Though it has remained basically the same over the past century, the time to redefine the auto industry could have arrived as non-traditional players bring about revolutionary changes, said industry insiders.
"Truly it is time for us to reconsider vehicles as a result of our environmental concerns as well as the Internet's penetration into our daily lives," said Chen Ping, chief engineer of BJEV, the new-energy vehicle arm of BAIC Motor, at a press conference for the Global New-Energy Vehicle Conference to be held next month in Tianjin.
"Though cars' fundamental function as a means of transport will not change soon, they will be become electrified, connected to the Internet and smart," he said, citing the example of mobile phones that can be wirelessly charged in BJEV's electric car EV 200.
Guo Yongguang, vice-president of Tgood, a company specializing in charging infrastructure, said charging poles will be smart terminals of the future.
Data about battery management, car performance and even tire pressure will be collected as cars are charged.
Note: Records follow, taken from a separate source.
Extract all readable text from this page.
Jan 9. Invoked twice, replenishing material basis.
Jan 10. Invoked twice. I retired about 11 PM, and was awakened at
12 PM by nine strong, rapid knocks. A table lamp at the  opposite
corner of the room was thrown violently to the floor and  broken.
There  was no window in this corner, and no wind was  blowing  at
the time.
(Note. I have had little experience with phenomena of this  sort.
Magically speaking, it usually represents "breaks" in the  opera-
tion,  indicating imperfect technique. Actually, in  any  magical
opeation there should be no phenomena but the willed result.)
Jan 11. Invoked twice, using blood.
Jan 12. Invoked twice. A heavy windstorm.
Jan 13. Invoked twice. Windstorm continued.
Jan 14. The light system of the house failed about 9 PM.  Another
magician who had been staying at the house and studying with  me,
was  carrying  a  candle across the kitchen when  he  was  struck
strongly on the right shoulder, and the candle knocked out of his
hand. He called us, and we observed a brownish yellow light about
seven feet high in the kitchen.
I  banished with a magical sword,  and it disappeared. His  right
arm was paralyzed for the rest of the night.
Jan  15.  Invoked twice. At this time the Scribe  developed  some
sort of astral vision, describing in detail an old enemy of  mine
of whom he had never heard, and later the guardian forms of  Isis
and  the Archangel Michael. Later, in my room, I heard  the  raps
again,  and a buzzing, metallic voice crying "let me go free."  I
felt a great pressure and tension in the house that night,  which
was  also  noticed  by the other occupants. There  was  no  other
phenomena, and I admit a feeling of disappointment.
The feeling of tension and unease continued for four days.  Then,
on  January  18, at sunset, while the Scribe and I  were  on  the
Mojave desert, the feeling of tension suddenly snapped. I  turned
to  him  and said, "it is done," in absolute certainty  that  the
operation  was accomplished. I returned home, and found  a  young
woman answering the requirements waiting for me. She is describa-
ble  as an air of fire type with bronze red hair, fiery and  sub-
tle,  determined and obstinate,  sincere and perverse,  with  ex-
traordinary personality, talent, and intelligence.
Suggestions on maintenance issues will then be made, said Guo.
"Those are things that you won't get in traditional cars," he said.
Yang Hongze, CEO of telematics maker Auto Link World, said new-energy vehicles are a trend that could change everyday life.
With it hard to persuade individuals to purchase new energy vehicles because they are more expensive than gasoline-powered cars, rentals might become a new part of mobility, said Yang.
"You might rent a QQ to get to work in the morning and a Ferrari for a date at night while the cost combined might equal that of owning a Buick," said Yang.
But he added a mind-boggling picture is the thought that automated driving could become commonplace.
"Although it is uncertain there might be even more dramatic changes," said Yang.
Chen Feng, chairman of electric vehicle maker Skio Matrix, said the look as well as function would become different if automated driving becomes a reality.
"If people don't have to drive themselves, the car might be a mobile office or an entertainment room where you can sing and dance," said Chen.
Citing Tesla's success, Chen believes that it will be tech companies that bring about the revolution instead of traditional automakers. "After all, it is harder to stage a revolution against oneself than against others."
Drivers should also be involved in designing the future auto industry because it is they who use cars every day, said Li Hong, deputy general manger of D1EV.com, one organizer of the conference to be held in Tianjin.
"That's we invite individuals to share their likes and dislikes about new-energy vehicles at the upcoming event."